On Mon, Apr 03, 2023 at 03:36:25PM +0000, Parav Pandit wrote:
> 
> 
> > From: virtio-comment@lists.oasis-open.org <virtio-comment@lists.oasis-
> > open.org> On Behalf Of Michael S. Tsirkin
> 
> > > Transport vq for legacy MMR purpose seems fine with its latency and DMA
> > overheads.
> > > Your question was about "scalability".
> > > After your latest response, I am unclear what "scalability" means.
> > > Do you mean saving the register space in the PCI device?
> > 
> > yes that's how you used scalability in the past.
> >
> Ok. I am aligned.
>  
> > > If yes, than, no for legacy guests for scalability it is not required, because the
> > legacy register is subset of 1.x.
> > 
> > Weird.  what does guest being legacy have to do with a wish to save registers
> > on the host hardware? 
> Because legacy has subset of the registers of 1.x. So no new registers additional expected on legacy side.
> 
> > You don't have so many legacy guests as modern
> > guests? Why?
> > 
> This isn't true.
> 
> There is a trade-off, upto certain N, MMR based register access is fine.
> This is because 1.x is exposing super set of registers of legacy.
> Beyond a certain point device will have difficulty in doing MMR for legacy and 1.x.
> At that point, legacy over tvq can be better scale but with lot higher latency order of magnitude higher compare to MMR.
> If tvq being the only transport for these registers access, it would hurt at lower scale too, due the primary nature of non_register access.
> And scale is relative from device to device.

Wow! Why an order of magnitide?

> > >
> > > > > > And presumably it can all be done in firmware ...
> > > > > > Is there actual hardware that can't implement transport vq but
> > > > > > is going to implement the mmr spec?
> > > > > >
> > > > > Nvidia and Marvell DPUs implement MMR spec.
> > > >
> > > > Hmm implement it in what sense exactly?
> > > >
> > > Do not follow the question.
> > > The proposed series will be implemented as PCI SR-IOV devices using MMR
> > spec.
> > >
> > > > > Transport VQ has very high latency and DMA overheads for 2 to 4
> > > > > bytes
> > > > read/write.
> > > >
> > > > How many of these 2 byte accesses trigger from a typical guest?
> > > >
> > > Mostly during the VM boot time. 20 to 40 registers read write access.
> > 
> > That is not a lot! How long does a DMA operation take then?
> > 
> > > > > And before discussing "why not that approach", lets finish
> > > > > reviewing "this
> > > > approach" first.
> > > >
> > > > That's a weird way to put it. We don't want so many ways to do
> > > > legacy if we can help it.
> > > Sure, so lets finish the review of current proposal details.
> > > At the moment
> > > a. I don't see any visible gain of transport VQ other than device reset part I
> > explained.
> > 
> > For example, we do not need a new range of device IDs and existing drivers can
> > bind on the host.
> >
> So, unlikely due to already discussed limitation of feature negotiation.
> Existing transitional driver would also look for an IOBAR being second limitation.

Some confusion here.
If you have a transitional driver you do not need a legacy device.

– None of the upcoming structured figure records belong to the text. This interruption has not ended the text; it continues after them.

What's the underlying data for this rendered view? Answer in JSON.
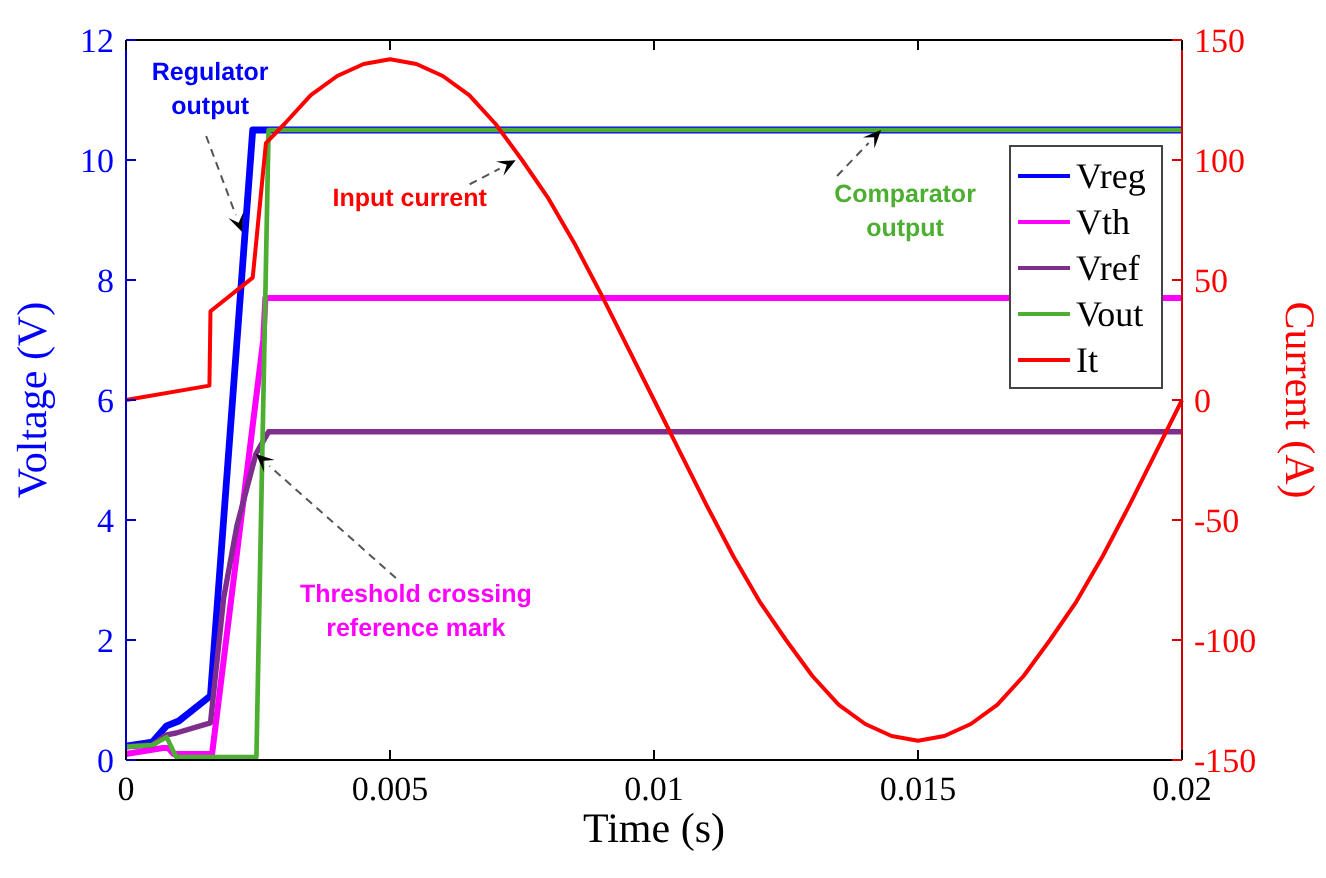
{
  "chart_data": {
    "type": "line",
    "xlabel": "Time (s)",
    "ylabel": "Voltage (V)",
    "y2label": "Current (A)",
    "xlim": [
      0,
      0.02
    ],
    "xticks": [
      0,
      0.005,
      0.01,
      0.015,
      0.02
    ],
    "ylim": [
      0,
      12
    ],
    "yticks": [
      0,
      2,
      4,
      6,
      8,
      10,
      12
    ],
    "y2lim": [
      -150,
      150
    ],
    "y2ticks": [
      -150,
      -100,
      -50,
      0,
      50,
      100,
      150
    ],
    "legend": "top right",
    "grid": false,
    "line_style": "solid",
    "marker": "none",
    "series": [
      {
        "name": "Vreg",
        "color": "#0000ff",
        "x": [
          0,
          0.0005,
          0.00077,
          0.001,
          0.0016,
          0.0024,
          0.02
        ],
        "values": [
          0.23,
          0.3,
          0.57,
          0.65,
          1.07,
          10.5,
          10.5
        ]
      },
      {
        "name": "Vth",
        "color": "#ff00ff",
        "x": [
          0,
          0.0007,
          0.0008,
          0.0009,
          0.00163,
          0.0026,
          0.00264,
          0.02
        ],
        "values": [
          0.1,
          0.2,
          0.2,
          0.1,
          0.1,
          7.0,
          7.7,
          7.7
        ]
      },
      {
        "name": "Vref",
        "color": "#7e2f8e",
        "x": [
          0,
          0.0005,
          0.00077,
          0.00095,
          0.0016,
          0.00185,
          0.0021,
          0.00246,
          0.0027,
          0.02
        ],
        "values": [
          0.22,
          0.25,
          0.42,
          0.45,
          0.62,
          2.7,
          3.9,
          5.1,
          5.47,
          5.47
        ]
      },
      {
        "name": "Vout",
        "color": "#4daf32",
        "x": [
          0,
          0.0005,
          0.00077,
          0.00095,
          0.00247,
          0.0027,
          0.02
        ],
        "values": [
          0.22,
          0.25,
          0.38,
          0.05,
          0.05,
          10.5,
          10.5
        ]
      },
      {
        "name": "It",
        "color": "#ff0000",
        "axis": "y2",
        "x": [
          0,
          0.00158,
          0.0016,
          0.0024,
          0.00265,
          0.003,
          0.0035,
          0.004,
          0.0045,
          0.005,
          0.0055,
          0.006,
          0.0065,
          0.007,
          0.0075,
          0.008,
          0.0085,
          0.009,
          0.0095,
          0.01,
          0.0105,
          0.011,
          0.0115,
          0.012,
          0.0125,
          0.013,
          0.0135,
          0.014,
          0.0145,
          0.015,
          0.0155,
          0.016,
          0.0165,
          0.017,
          0.0175,
          0.018,
          0.0185,
          0.019,
          0.0195,
          0.02
        ],
        "values": [
          0,
          6,
          37,
          51,
          107,
          115,
          127,
          135,
          140,
          142,
          140,
          135,
          127,
          115,
          100,
          84,
          65,
          44,
          22,
          0,
          -22,
          -44,
          -65,
          -84,
          -100,
          -115,
          -127,
          -135,
          -140,
          -142,
          -140,
          -135,
          -127,
          -115,
          -100,
          -84,
          -65,
          -44,
          -22,
          0
        ]
      }
    ],
    "annotations": [
      {
        "text": "Regulator\noutput",
        "x": 0.0022,
        "y": 8.8
      },
      "Input current",
      {
        "text": "Comparator\noutput",
        "x": 0.0143,
        "y": 10.5
      },
      {
        "text": "Threshold crossing\nreference mark",
        "x": 0.00246,
        "y": 5.1
      }
    ]
  }
}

> > > b. it can be a way with high latency, DMA overheads on the virtqueue for
> > read/writes for small access.
> > 
> > numbers?
> It depends on the implementation, but at minimum, writes and reads can pay order of magnitude higher in 10 msec range.

A single VQ roundtrip takes a minimum of 10 milliseconds? This is indeed
completely unworkable for transport vq. Points:
- even for memory mapped you have an access take 1 millisecond?
  Extremely slow. Why?
- Why is DMA 10x more expensive? I expect it to be 2x more expensive:
  Normal read goes cpu -> device -> cpu, DMA does cpu -> device -> memory -> device -> cpu

Reason I am asking is because it is important for transport vq to have
a workable design.


But let me guess. Is there a chance that you are talking about an
interrupt driven design? *That* is going to be slow though I don't think
10msec, more like 10usec. But I expect transport vq to typically
work by (adaptive?) polling mostly avoiding interrupts.